Steiner's picture of the earth as a breathing being that exhales its soul-forces into the cosmos by midsummer and draws them inward by midwinter.

The Breathing of the Earth is Rudolf Steiner's claim that the planet respires like a living organism, exhaling and inhaling not air but its own soul-forces. Through summer the earth breathes out, streaming those forces into cosmic space; through winter it draws them wholly in. The slow yearly breath sits inside a faster daily one, and both differ from the human lung that only trades air.

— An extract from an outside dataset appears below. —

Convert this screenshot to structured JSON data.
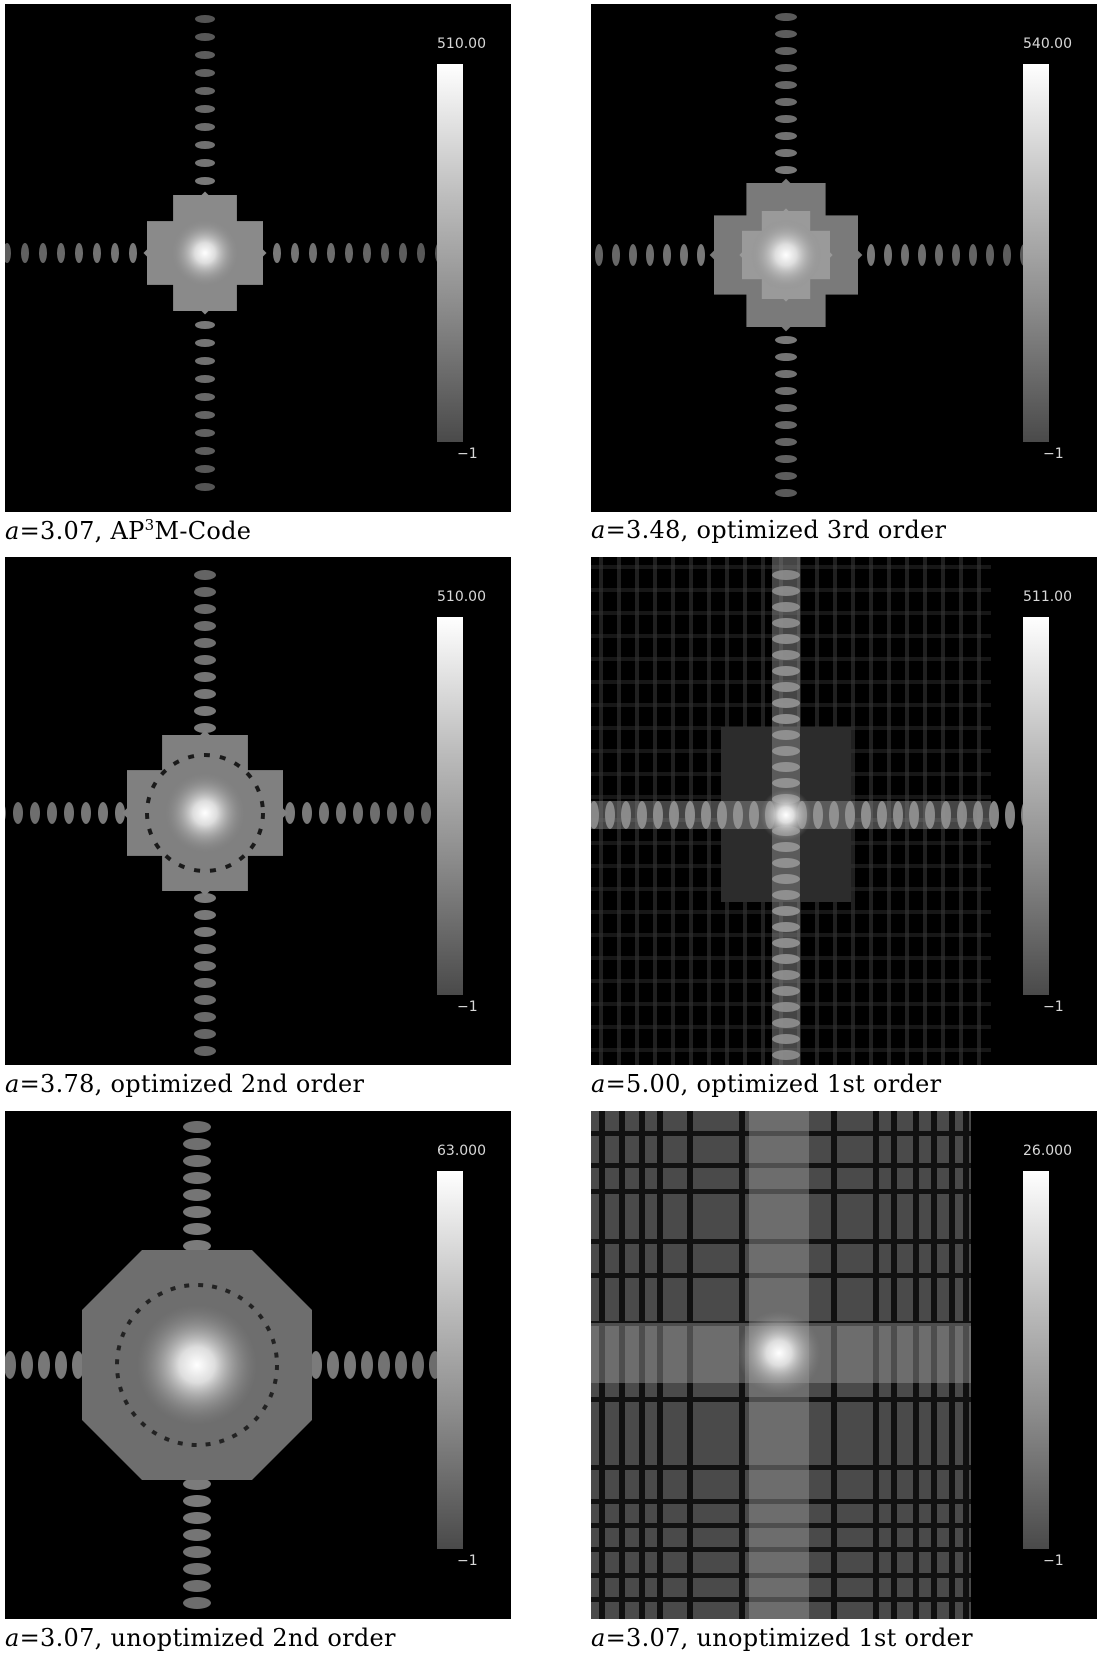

Let us first look at the Earth at the time of the winter solstice, in the last third of December, according to our present reckoning. At this time we may compare the Earth's breathing with the lung-breathing of a man when he has inhaled a breath of air and is working on it in himself, that is, when he is holding his breath within him. In the same way, the Earth has within it those forces which I spoke of as being inhaled and exhaled. At the end of December it is holding these forces.

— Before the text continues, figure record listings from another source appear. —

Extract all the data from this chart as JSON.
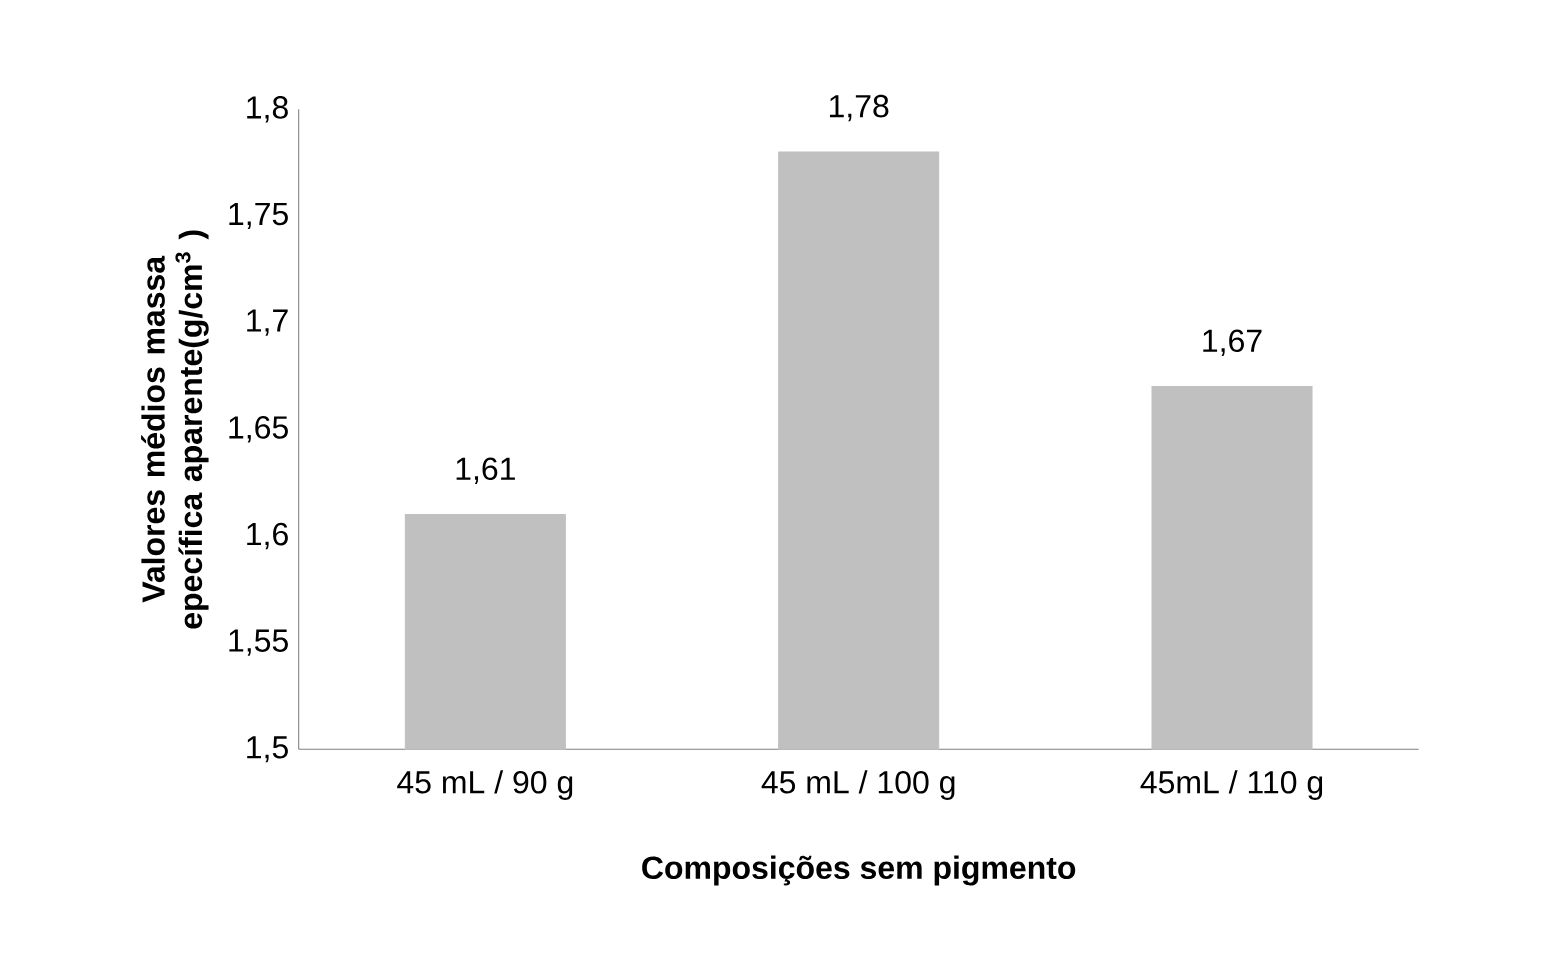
{
  "chart_data": {
    "type": "bar",
    "xlabel": "Composições sem pigmento",
    "ylabel": "Valores médios massa epecífica aparente(g/cm$^{3}$ )",
    "categories": [
      "45 mL / 90 g",
      "45 mL / 100 g",
      "45mL / 110 g"
    ],
    "values": [
      1.61,
      1.78,
      1.67
    ],
    "value_labels": [
      "1,61",
      "1,78",
      "1,67"
    ],
    "color": "#c0c0c0",
    "ylim": [
      1.5,
      1.8
    ],
    "yticks": [
      {
        "value": 1.5,
        "label": "1,5"
      },
      {
        "value": 1.55,
        "label": "1,55"
      },
      {
        "value": 1.6,
        "label": "1,6"
      },
      {
        "value": 1.65,
        "label": "1,65"
      },
      {
        "value": 1.7,
        "label": "1,7"
      },
      {
        "value": 1.75,
        "label": "1,75"
      },
      {
        "value": 1.8,
        "label": "1,8"
      }
    ],
    "grid": false
  }
}
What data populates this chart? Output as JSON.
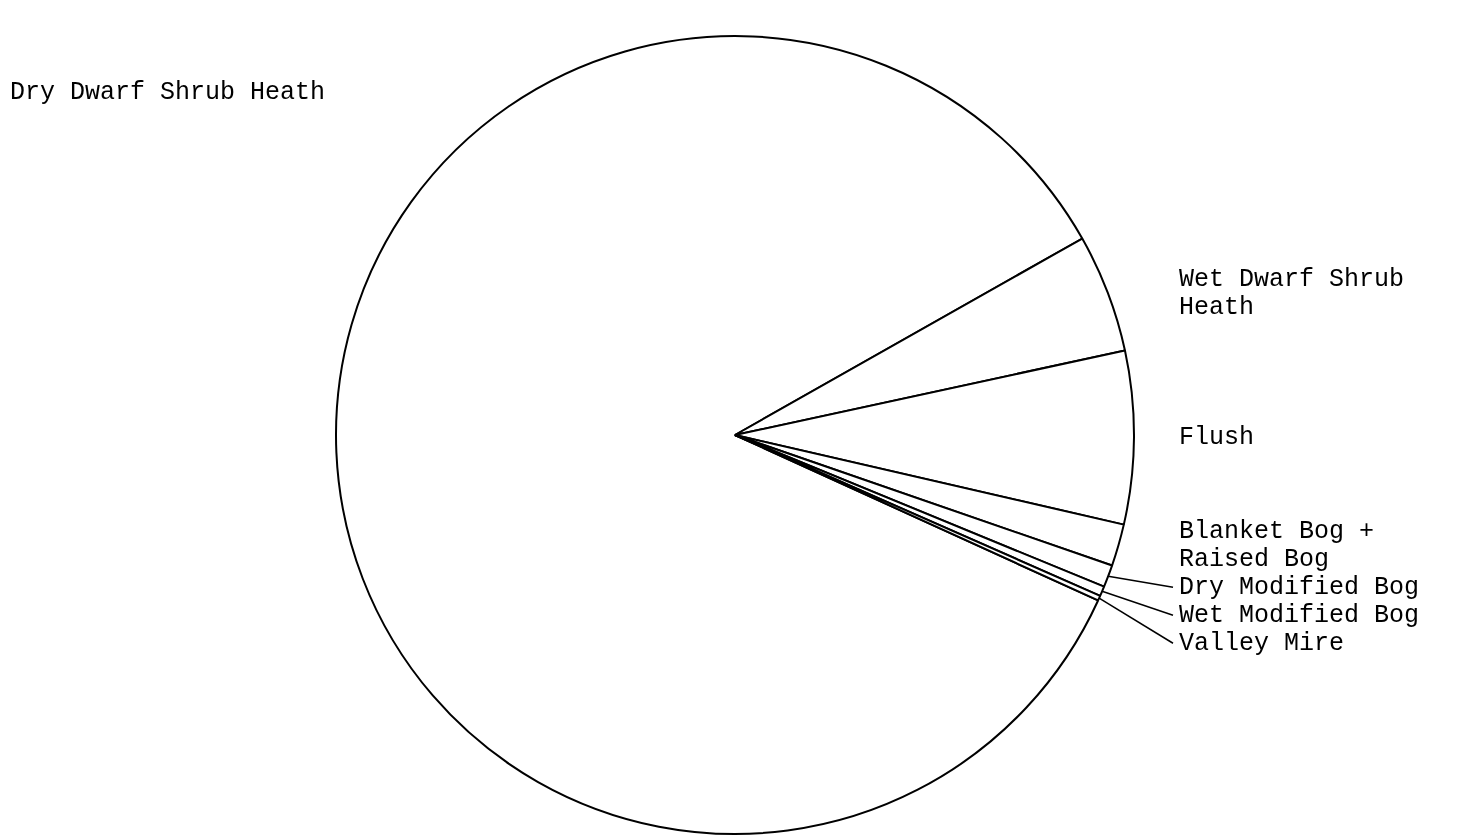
{
  "chart_data": {
    "type": "pie",
    "categories": [
      "Dry Dwarf Shrub Heath",
      "Wet Dwarf Shrub Heath",
      "Flush",
      "Blanket Bog + Raised Bog",
      "Dry Modified Bog",
      "Wet Modified Bog",
      "Valley Mire"
    ],
    "values": [
      85.0,
      4.8,
      7.0,
      1.7,
      0.9,
      0.4,
      0.2
    ],
    "colors": [
      "#ffffff",
      "#ffffff",
      "#ffffff",
      "#ffffff",
      "#ffffff",
      "#ffffff",
      "#ffffff"
    ]
  }
}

Rudolf Steiner, The Cycle of the Year as Breathing-Process of the Earth (GA 223, 1923)

The image lands most concretely in biodynamic land-work, the agricultural method Steiner set out in his 1924 Koberwitz lectures and that the Demeter growers' associations have carried since. A biodynamic grower does not treat the farm as a patch of dirt to be dosed, but as a single breathing being whose inward life rises and sinks with the season. The reading of the earth as a living, respiring organism is the working premise behind that practice, not a decoration laid on top of it.

In practice this means timing work to the direction of the breath, not the calendar alone. As the earth draws inward toward midwinter, its forces grow most concentrated below the surface, so the deep soil, the root crops, and the compost heap are where the life has gathered; the land is then most inwardly awake even as it looks asleep. As the breath turns outward toward midsummer, that same life streams up and out into leaf, flower, and the surrounding air, and the grower follows it upward. Ehrenfried Pfeiffer, who worked directly with Steiner and carried the method to North America in the 1930s, framed soil fertility in just these terms of an organism inhaling and exhaling. Here is the Thalira reading worth holding: the breath is not a metaphor laid over the seasons but the seasons seen from inside the breathing being, so that to garden well is to feel which way the earth is breathing and to move with it. The daily breath, fastest of the rhythms, is why dawn and dusk each carry their own distinct quality of aliveness in the soil.